# Coachmen Catalina 303FQB



## gman1772 (Jul 15, 2012)

I'm pretty sure this is the camper I want for the lot in Sargent. Do any of y'all have any experience with Coachmen Catalina's?

http://www.seguinrv.com/2014-Coachmen-Catalina-303FQB-Bunkhouse-Seguin-Texas-78155/4832619

I've looked at about a LOT of campers for about a year. Used, new, fifth wheels and bumper pulls. It's the best layout that I found for my needs and it has a bathroom with plenty of room, which has been a priority for me.


----------



## glampers (May 29, 2013)

Looks like a nice bunkhouse. I don't have any exp with Coachmen sorry.


----------



## pipeliner345 (Mar 15, 2010)

They are all made the same. It's a trailer. I've lived in one for over 20 years now all over the U.S. Low end, mid range , and high end models. Some have more insulating then others. Some have more amenities. But they all have the same basic appliances which is where most of all your problems will come from regardless of price or model. Find the layout you want, take care of it and enjoy. 
And buy new. Don't buy somebody else's problems. 
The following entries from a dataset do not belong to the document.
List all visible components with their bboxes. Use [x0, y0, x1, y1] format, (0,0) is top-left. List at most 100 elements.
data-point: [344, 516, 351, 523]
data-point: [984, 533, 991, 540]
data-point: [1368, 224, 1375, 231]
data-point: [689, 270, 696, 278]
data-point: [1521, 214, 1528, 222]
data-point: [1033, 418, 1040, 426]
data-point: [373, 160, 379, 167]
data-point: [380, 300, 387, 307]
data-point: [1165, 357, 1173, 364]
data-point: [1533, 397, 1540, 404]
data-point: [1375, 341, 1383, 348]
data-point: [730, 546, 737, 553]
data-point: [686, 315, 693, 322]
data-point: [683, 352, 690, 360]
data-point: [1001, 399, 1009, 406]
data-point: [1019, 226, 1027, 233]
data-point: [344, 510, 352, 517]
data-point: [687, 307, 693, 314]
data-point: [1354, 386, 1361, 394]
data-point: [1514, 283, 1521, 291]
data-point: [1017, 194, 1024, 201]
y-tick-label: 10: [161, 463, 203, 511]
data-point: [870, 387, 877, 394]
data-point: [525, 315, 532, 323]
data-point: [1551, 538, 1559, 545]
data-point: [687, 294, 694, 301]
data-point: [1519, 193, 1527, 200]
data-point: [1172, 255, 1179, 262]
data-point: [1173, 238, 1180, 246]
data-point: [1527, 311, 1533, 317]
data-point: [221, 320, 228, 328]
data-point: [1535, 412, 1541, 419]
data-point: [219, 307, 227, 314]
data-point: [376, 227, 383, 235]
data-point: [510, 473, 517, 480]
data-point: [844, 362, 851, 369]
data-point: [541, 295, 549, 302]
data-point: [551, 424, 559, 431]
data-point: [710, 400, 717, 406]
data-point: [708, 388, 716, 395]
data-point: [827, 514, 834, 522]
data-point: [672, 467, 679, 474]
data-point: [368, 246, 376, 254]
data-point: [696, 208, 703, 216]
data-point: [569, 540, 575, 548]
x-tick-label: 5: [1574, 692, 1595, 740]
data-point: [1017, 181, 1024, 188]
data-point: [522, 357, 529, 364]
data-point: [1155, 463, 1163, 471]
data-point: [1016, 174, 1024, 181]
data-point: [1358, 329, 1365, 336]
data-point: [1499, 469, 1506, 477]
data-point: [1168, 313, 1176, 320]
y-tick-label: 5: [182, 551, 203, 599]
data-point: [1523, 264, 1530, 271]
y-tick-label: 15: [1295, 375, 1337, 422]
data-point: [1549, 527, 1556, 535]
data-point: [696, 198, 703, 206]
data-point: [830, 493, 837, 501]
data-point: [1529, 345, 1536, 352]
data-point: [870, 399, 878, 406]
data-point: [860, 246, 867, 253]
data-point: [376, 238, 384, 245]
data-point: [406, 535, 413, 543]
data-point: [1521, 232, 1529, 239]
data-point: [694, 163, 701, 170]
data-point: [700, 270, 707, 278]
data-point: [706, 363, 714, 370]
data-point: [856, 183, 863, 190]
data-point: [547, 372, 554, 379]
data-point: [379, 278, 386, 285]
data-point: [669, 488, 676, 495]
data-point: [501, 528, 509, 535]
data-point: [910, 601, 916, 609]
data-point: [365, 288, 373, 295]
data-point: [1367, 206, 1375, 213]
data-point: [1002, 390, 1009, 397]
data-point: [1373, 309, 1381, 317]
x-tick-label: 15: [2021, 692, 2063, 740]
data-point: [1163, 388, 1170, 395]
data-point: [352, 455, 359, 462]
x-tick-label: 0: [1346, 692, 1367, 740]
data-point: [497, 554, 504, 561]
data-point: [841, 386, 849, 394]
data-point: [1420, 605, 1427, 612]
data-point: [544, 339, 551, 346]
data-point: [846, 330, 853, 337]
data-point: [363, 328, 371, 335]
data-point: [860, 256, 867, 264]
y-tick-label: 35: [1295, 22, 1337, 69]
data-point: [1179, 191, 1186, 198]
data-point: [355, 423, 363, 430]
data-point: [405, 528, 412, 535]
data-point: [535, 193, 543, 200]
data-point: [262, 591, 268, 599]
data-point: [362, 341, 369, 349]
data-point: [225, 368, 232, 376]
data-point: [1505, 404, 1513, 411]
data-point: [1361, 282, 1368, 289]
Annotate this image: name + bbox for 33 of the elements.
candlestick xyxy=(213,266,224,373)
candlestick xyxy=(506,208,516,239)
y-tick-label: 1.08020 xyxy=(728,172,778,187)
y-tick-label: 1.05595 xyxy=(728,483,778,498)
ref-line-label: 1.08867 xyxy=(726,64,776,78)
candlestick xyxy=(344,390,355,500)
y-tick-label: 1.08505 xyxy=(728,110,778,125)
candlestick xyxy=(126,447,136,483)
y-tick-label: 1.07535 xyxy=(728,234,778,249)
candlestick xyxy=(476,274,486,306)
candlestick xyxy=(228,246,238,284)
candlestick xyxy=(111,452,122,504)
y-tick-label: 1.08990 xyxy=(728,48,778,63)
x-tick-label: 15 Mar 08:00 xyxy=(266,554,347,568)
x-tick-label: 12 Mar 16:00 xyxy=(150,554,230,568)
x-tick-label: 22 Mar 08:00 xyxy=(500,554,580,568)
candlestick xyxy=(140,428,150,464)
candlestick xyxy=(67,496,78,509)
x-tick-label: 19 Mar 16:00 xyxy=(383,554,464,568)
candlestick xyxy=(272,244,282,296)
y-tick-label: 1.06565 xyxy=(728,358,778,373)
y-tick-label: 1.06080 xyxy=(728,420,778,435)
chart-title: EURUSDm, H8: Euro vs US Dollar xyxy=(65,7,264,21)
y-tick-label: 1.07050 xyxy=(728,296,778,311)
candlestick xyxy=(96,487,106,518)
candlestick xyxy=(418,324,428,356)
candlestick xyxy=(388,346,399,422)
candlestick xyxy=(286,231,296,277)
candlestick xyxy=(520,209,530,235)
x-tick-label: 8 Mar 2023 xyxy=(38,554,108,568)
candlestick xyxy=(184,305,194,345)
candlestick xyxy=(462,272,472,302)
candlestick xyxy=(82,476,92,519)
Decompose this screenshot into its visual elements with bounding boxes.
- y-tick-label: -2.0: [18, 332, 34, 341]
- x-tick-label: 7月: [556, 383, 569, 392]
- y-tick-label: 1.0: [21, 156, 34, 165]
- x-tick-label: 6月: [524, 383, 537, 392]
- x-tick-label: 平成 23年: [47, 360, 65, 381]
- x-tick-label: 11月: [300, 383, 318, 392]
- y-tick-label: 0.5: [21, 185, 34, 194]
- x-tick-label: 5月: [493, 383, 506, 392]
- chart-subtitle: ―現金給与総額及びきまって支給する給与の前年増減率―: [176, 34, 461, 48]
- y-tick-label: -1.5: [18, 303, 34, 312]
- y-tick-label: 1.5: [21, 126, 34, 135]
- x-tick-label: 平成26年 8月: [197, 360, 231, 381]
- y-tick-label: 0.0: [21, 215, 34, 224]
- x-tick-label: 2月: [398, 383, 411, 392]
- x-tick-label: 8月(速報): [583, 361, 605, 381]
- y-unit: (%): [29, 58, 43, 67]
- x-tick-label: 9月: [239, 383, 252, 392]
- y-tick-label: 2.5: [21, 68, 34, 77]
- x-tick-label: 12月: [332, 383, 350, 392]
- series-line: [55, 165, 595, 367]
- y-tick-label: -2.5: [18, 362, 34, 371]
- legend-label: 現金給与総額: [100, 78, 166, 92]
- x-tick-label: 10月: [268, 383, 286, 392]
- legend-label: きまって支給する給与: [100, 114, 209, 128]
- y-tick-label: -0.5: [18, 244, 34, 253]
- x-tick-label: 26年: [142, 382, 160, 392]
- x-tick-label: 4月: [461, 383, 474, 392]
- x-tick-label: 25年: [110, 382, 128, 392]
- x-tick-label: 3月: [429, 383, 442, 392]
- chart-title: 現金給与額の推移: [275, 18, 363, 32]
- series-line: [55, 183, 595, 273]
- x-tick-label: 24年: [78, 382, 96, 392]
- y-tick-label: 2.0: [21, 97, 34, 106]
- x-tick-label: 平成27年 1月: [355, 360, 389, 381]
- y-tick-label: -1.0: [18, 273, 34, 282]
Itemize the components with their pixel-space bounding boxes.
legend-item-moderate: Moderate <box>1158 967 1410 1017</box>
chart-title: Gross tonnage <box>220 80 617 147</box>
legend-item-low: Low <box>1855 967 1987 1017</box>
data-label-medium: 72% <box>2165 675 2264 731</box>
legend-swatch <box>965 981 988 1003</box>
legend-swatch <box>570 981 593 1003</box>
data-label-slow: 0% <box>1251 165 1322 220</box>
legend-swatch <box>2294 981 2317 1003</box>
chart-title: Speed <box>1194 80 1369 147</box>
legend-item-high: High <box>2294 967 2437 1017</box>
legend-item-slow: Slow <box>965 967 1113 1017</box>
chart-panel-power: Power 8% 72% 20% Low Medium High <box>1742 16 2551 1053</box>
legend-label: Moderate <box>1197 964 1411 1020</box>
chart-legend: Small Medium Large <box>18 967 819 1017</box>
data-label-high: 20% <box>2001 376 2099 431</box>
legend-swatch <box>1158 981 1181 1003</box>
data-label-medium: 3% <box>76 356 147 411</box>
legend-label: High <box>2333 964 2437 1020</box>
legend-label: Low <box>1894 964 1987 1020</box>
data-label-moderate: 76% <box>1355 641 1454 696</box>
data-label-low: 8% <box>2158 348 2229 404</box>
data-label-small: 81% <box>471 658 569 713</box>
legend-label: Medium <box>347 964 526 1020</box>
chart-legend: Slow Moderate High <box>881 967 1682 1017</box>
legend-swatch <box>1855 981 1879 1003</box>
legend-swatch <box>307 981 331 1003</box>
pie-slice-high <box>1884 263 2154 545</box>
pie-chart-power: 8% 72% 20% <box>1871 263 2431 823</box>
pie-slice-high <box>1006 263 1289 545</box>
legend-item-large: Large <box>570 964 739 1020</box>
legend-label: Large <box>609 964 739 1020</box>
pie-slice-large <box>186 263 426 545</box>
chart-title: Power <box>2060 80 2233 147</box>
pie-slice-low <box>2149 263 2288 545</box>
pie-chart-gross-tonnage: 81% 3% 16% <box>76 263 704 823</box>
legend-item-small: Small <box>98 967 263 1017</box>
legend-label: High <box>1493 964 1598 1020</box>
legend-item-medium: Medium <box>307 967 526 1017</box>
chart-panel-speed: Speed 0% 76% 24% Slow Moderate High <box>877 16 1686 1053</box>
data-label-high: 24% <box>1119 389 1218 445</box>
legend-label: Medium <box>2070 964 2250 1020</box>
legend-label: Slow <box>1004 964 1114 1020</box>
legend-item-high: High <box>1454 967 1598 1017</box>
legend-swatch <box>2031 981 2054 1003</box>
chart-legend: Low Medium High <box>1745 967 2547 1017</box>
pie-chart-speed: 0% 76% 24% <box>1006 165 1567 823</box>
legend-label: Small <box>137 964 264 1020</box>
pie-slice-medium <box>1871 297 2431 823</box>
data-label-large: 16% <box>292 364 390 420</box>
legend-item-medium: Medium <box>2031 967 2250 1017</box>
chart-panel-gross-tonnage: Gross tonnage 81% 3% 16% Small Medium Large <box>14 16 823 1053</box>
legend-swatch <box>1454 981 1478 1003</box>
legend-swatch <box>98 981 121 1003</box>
Sent from my SCH-I605 using Tapatalk


----------



## gman1772 (Jul 15, 2012)

pipeliner345 said:


> They are all made the same. It's a trailer. I've lived in one for over 20 years now all over the U.S. Low end, mid range , and high end models. Some have more insulating then others. Some have more amenities. But they all have the same basic appliances which is where most of all your problems will come from regardless of price or model. Find the layout you want, take care of it and enjoy.
> And buy new. Don't buy somebody else's problems.
> 
> Sent from my SCH-I605 using Tapatalk


 Appreciate the advice. And it's the exact same thing I've been told by everybody I know that lives in one on a semi-permanent basis. That and put a roof over it if you can.


----------